Being recognized as Century Farms are the Hankerson Farm, Drescher Farms and Andersland Farm. Recognized as Sesquicentennial Farms are Roger and Shirley Enderson; Donald and Joanne Johnsrud Farm; Roger J. Pestorious and Jeannie Pestorious; Nicholson Farm and Schmidt-Stroklund Farms.

Thank you for your dedication to agriculture, not only for our area but the entire nation.

To the city’s continued efforts to clean up more blighted properties.

Thank you to the Albert Lea City Council who this week approved acquiring three more blighted properties in the city through tax forfeiture from Freeborn County for $1 each.

The properties are at 821 Jefferson Ave., 122 S. Ermina Ave. and 917 S. Broadway.

The city has already put some money into stabilizing the Jefferson Avenue house and plans to do a few more repairs before returning it to the private market for rehabilitation. The city has said it is still assessing the South Broadway structure, and it plans to take down at least part of the Ermina Avenue.

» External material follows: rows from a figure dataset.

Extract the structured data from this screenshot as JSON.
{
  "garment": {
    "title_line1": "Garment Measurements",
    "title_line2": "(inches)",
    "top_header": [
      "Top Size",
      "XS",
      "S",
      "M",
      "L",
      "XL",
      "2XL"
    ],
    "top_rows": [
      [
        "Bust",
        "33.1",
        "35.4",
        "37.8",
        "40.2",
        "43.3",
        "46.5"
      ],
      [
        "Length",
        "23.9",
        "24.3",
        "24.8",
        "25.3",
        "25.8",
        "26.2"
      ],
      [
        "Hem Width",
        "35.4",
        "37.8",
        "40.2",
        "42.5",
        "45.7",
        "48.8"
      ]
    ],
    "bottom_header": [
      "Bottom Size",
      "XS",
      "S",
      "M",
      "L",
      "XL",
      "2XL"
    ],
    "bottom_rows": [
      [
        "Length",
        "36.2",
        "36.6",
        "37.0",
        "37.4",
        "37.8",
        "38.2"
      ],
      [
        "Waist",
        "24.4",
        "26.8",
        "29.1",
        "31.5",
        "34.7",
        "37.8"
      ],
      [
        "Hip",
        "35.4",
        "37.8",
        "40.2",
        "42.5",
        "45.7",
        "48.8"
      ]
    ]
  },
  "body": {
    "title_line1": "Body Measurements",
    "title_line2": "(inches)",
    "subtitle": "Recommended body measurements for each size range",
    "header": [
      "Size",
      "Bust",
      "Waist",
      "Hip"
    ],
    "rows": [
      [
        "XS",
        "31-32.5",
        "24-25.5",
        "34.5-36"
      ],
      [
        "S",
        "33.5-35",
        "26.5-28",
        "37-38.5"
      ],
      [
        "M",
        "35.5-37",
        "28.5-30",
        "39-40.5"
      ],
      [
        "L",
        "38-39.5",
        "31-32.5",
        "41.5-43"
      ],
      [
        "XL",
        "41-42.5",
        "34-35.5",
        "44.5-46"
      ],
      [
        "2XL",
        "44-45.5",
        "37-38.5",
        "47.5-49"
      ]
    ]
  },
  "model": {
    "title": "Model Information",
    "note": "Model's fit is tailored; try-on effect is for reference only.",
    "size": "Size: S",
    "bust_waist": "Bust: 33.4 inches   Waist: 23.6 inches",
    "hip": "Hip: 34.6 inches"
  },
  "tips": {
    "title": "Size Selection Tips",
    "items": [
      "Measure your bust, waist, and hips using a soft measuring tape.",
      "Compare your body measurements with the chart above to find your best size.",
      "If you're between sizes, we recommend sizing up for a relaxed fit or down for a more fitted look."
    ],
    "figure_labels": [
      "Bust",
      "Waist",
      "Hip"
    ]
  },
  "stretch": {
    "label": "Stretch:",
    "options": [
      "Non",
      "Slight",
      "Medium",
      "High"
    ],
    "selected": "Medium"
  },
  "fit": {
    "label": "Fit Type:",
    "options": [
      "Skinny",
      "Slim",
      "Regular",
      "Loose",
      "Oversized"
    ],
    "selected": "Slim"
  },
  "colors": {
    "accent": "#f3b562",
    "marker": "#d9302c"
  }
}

Though some question the city taking care of blighted properties like this, we believe when they, do it has a positive effect on the quality of life in the community. The neighbors will no longer have to see the dilapidation any further, and it helps clean up the community for both residents and visitors.

While not every structure will be able to be saved and some will have to be taken down, some are being returned to the private market for use for many years to come.

This also helps address some of the housing shortages in the community.